Sequences alignments between M4 and BFP chromosomes greater than 5 kb were also visualised with SyntenyMiner version 0.001 https://sourceforge.net/projects/syntenyminer/.

Illumina reads were aligned to the M4 genome using BWA version 0.7.5a-r405 [123], and PacBio reads with BWA-SW v0.7.14-r1138 long query read, mismatch penalty 5, gap open penalty 2, gap extension penalty 1, Z-best 10. Alignments were viewed in IGV [124], Tablet version 1.16.09.06 [125] and SAMtools Tview version 0.1.19-96b5f2294a [88].

Genome nucleotide pairwise distance was calculated with GenomeTools version 1.5.8 genomediff [126]. Andi [127], with Kimura modelling and anchor pair significance of 0.05 was also used for calculating genomic distances and 1000-time bootstrap. Whole genome phylogenetic trees were constructed using Phylip 1:3.695-1 [117] Consensus tree program v3.695 on 1000 Fitch-Magoliash (F-M) v3.695 trees with power 2.0. Trees were transformed cladogram with using FigTree v1.4.3 (https://github.com/rambaut/figtree). Raw branch lengths are displayed.

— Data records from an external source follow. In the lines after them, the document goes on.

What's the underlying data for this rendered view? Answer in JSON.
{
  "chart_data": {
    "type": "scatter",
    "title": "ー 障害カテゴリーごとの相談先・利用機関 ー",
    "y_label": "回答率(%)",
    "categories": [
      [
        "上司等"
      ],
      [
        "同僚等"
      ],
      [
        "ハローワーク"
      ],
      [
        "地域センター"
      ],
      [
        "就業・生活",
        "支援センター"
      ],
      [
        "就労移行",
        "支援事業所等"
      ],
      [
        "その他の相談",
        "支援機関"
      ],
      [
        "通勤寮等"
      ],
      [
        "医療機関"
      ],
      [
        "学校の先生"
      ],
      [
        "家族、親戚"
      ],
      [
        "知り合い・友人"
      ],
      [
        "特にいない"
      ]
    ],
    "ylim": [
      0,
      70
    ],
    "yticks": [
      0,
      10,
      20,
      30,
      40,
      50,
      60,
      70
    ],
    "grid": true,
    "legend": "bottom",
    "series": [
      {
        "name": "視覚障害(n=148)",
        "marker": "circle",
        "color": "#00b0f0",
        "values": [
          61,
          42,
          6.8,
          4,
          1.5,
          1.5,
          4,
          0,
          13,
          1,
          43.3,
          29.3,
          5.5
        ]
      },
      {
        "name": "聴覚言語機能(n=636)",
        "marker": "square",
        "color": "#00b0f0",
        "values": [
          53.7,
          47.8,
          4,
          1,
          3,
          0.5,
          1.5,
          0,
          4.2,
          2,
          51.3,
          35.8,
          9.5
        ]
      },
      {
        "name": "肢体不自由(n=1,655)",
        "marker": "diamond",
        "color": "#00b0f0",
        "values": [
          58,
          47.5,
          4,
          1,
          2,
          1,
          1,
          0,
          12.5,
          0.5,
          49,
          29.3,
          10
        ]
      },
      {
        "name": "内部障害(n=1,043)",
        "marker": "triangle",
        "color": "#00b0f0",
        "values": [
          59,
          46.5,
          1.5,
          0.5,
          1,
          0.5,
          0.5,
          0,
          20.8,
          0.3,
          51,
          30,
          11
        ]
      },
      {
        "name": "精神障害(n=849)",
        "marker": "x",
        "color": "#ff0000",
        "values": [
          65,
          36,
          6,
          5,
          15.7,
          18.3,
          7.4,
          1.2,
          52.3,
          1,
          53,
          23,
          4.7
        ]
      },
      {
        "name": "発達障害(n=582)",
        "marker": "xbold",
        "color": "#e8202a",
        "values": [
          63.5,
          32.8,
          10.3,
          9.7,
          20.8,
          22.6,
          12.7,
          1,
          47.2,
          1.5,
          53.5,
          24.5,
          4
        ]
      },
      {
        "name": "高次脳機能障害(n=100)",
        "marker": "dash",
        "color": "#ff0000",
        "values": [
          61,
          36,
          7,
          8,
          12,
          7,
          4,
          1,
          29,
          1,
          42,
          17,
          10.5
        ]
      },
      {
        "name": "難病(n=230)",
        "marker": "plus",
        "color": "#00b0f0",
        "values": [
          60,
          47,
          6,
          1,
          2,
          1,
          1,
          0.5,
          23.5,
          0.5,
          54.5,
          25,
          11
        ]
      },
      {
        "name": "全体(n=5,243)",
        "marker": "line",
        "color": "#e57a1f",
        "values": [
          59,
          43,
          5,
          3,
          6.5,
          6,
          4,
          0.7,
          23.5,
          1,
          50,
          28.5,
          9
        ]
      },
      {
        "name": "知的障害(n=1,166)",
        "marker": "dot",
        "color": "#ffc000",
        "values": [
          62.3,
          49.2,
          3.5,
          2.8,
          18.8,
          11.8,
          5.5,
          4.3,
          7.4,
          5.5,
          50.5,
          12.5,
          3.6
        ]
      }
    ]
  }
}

Alignments of whole genome assemblies of all isolates were made versus the M4 reference with MUMmer (maximal matches,) using both NUCmer v3.1 and PROmer v3.07 (BLOSUM45) [128]. Multiple Isolate genome alignments were visualised in Mauve version snapshot 2015-02025 and Progressive Mauve alignment [129]. Genome features and read alignments were visualised with the Integrative Genome Viewer (IGV) version 2.3.55 [124]. Alignment coordinates were visualised in CIRCOS version 0.69-3 [100] M4 genome GC content was calculated for a window size of 1000 bp using BEDTools v2.17.0 makewindows and nucBed [130]. Isolate average read coverage was calculated over a window size of 1000 bp using SAMTools bedcov v0.1.19 [88] and BEDTools genomecov v2.17.0 [130].

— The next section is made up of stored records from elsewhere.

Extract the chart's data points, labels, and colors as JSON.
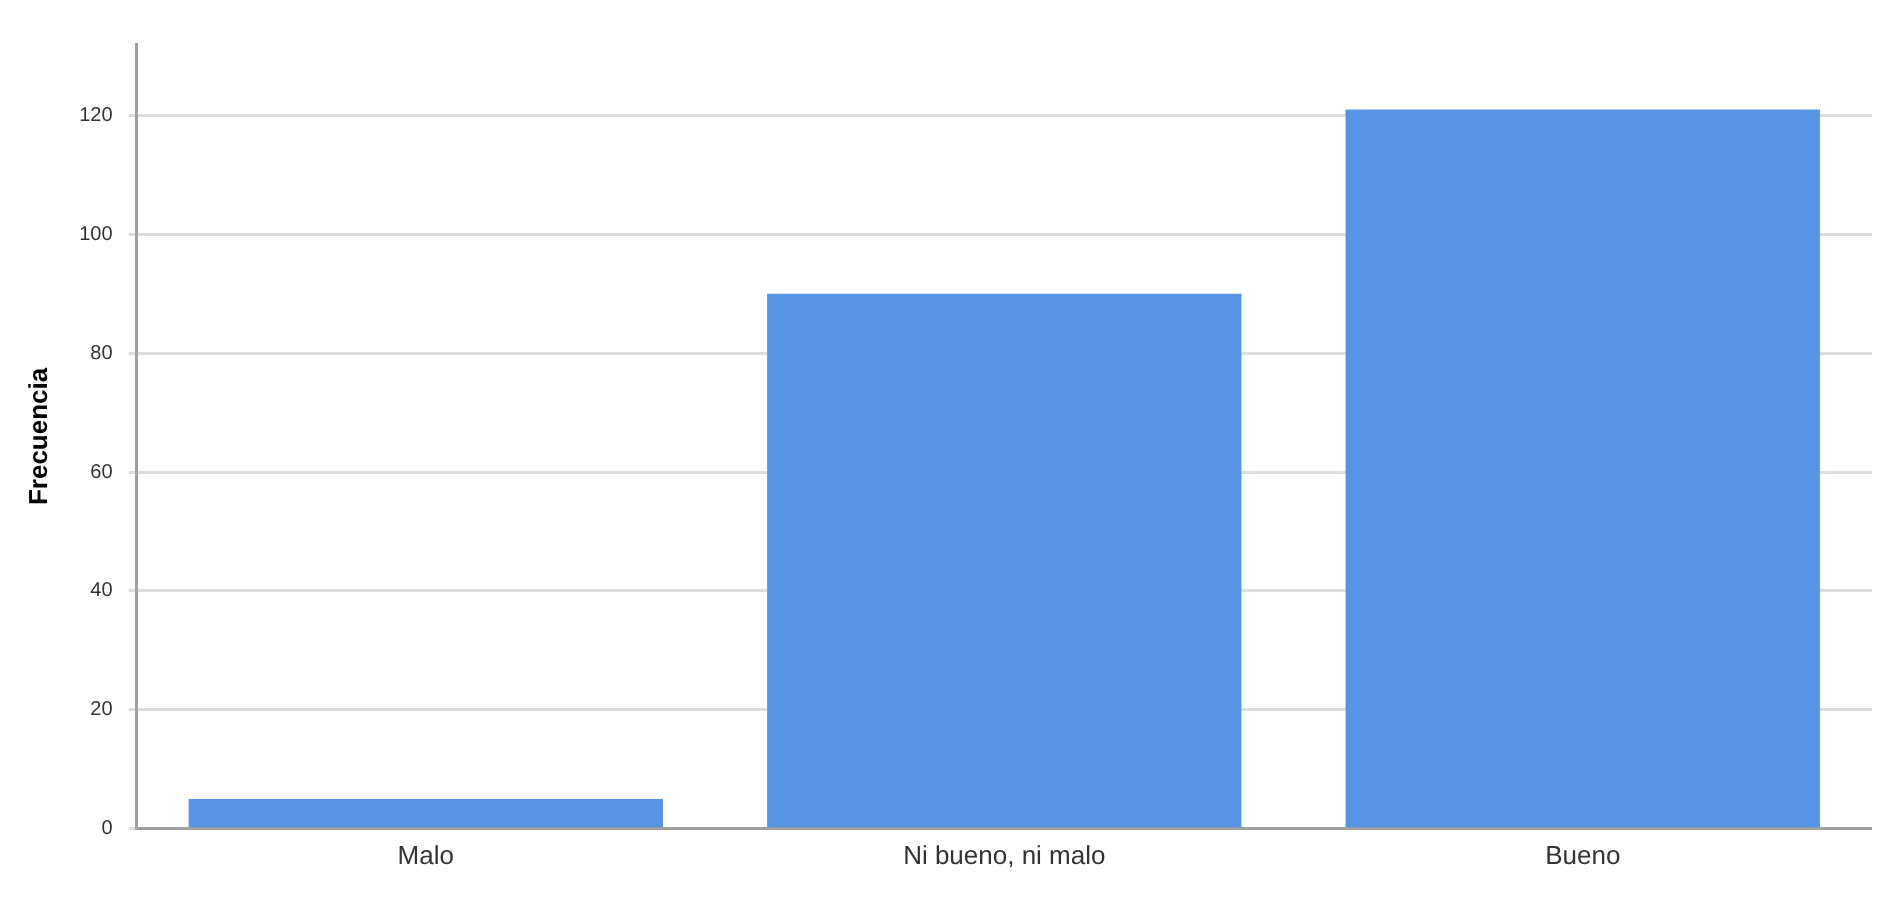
{
  "chart_data": {
    "type": "bar",
    "ylabel": "Frecuencia",
    "categories": [
      "Malo",
      "Ni bueno, ni malo",
      "Bueno"
    ],
    "values": [
      5,
      90,
      121
    ],
    "color": "#5595e3",
    "ylim": [
      0,
      132
    ],
    "yticks": [
      0,
      20,
      40,
      60,
      80,
      100,
      120
    ],
    "grid": "y",
    "legend": false
  }
}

The AT richness of genomes was assessed using Occultercut –v1.1 [45].

Isolated gene predictions, transcripts and reference GFF3 file comparisons were made with BEDTools version 2.17.0 intersect [130, 131].

Core orthologous gene groups from OrthoFinder analysis were identified across 11 Ptr isolates. The pairwise rates of synonymous and non-synonymous changes were then calculated for each isolate compared to the reference M4 isolate with the KaKs calculator v2.0 [132] (MA = Model Averaging), and with a Fisher’s exact test p-value ≤0.05 [132]. Functional annotation cluster analysis was conducted on GO terms and InterPro terms for genes with a dN/dS ratio >1, using DAVID version 6.7 [112] with default settings and Pyrenophora tritici-repentis BFP as the background.

The SN15 SNOG_16572 (XM_001806616.1) transposase gene (associated with ToxA) was searched against unmasked genome data sets using BLATX [106] and minimum protein identity of 30%. Alignments were then filtered at 70% protein identity for higher identity reporting.